The vague line separating hip-hop from R&B grows progressively dimmer. Everywhere the frustrated radio listener turns, the same formula repeats itself: "hardcore" verse over limp funk followed by your pick of digitally sculpted soul sirens singin’ sweet words. Both the prospective playa and his sister are pleased. I’m wetting myself over the marketing potential alone.
See, you’ve got main offender Ja Rule (or alternate Fat Joe) rippin’ his tough street talk with backup love from Ashanti, Aaliyah, Aisha, Aruba, her sister Bermuda, Bahama pretty mama. Enter half-assed sax solo. While you’re at it, drag multi-media wonderslut J.Lo and her million-dollar ass along for the oh-so-lucrative ride. Everyone’s happy.
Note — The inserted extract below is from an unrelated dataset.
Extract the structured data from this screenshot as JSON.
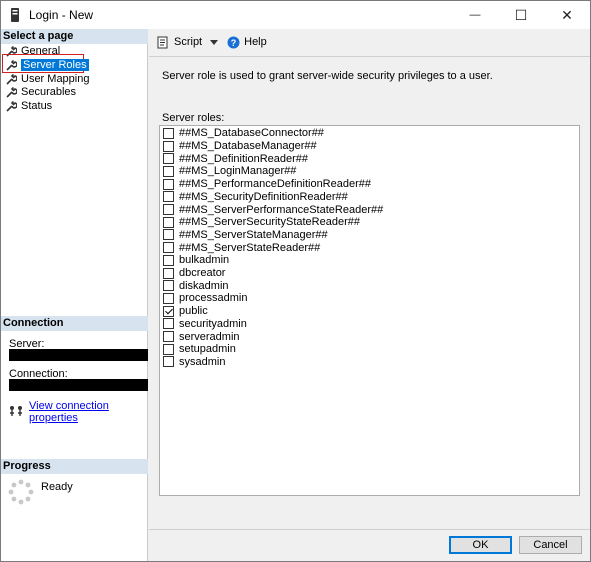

This horrifying trend only continues to spread. Top secret reports surface involving crossover potential in the overseas market. Do they really think they can get away with this? Upon entering the (enhanced) CD into one’s personal computer console, a video for "Alephuo (truthspeaking)" appears featuring veteran Japanese turntablist DJ Krush, some wicked background patterns, and Angelina Esparza, a generic, English-language diva of indeterminate age who is ailed by the very same bug that has spread through the cast of interchangable American songtresses. There is an unspoken rule in modern R&B that during a move from one chord or key to another, one must place as many vocal notes as possible between the two. Sounding strained is encouraged. It’s professional ululating. This does not look good for Mr. Krush.
To the Western world, Krush is the biggest name in Japanese hip-hop. He has for quite a while leaned closer and closer to a smooth-jazz idiom, with highly varied results. The record’s best moment comes early in the form of some rousing verse in MC Inden’s native tounge. Maybe it’s just refreshing to hear Japanese rhymes as an alternative to the usual bling bling. The first couple of tracks boast some very heavy beats, but Krush simply recycles the same riff for much of the first half of the album.
Some interesting guests show up, though Anti-Pop Consortium’s words get lost underneath that same sample pattern. And the white boys from Anticon have Hussein on the membrane, but they might be more successful if they could stop trying to sound so fucking tough. Their good-natured gesture toward little Johnny Walker the terrorist is nothing if not confusing and muddled, though they almost achieve success with the line "He wanted Hammer pants/ He joined the Taliban" (pronounced to sound like Steeleye Span).
At least "The Blackhole" displays some variation, as Krush seems to have discovered the "delay" button on his sampler. The car siren-sounding noise hanging in the background certainly sounds evil enough. Then of course there’s that annoying urban cyber-ballad about truth-speaking. The Eastern-style string loop from "But the World Moves On" is interesting for a couple of minutes. But hold your breath, the worst is yet to come in the final track, "What About Tomorrow." He should be ashamed of this faux-reggae nonsense, with guest vocalist Abijah jiving on lazily about those poor youths, the truth and just "let(ting) the children free," over some K-Mart island beats. Pure bullshit. There’s really nothing else this offensive on the record, but after six or seven albums from Krush, you’d expect more than an overwhelmingly generic DJ set.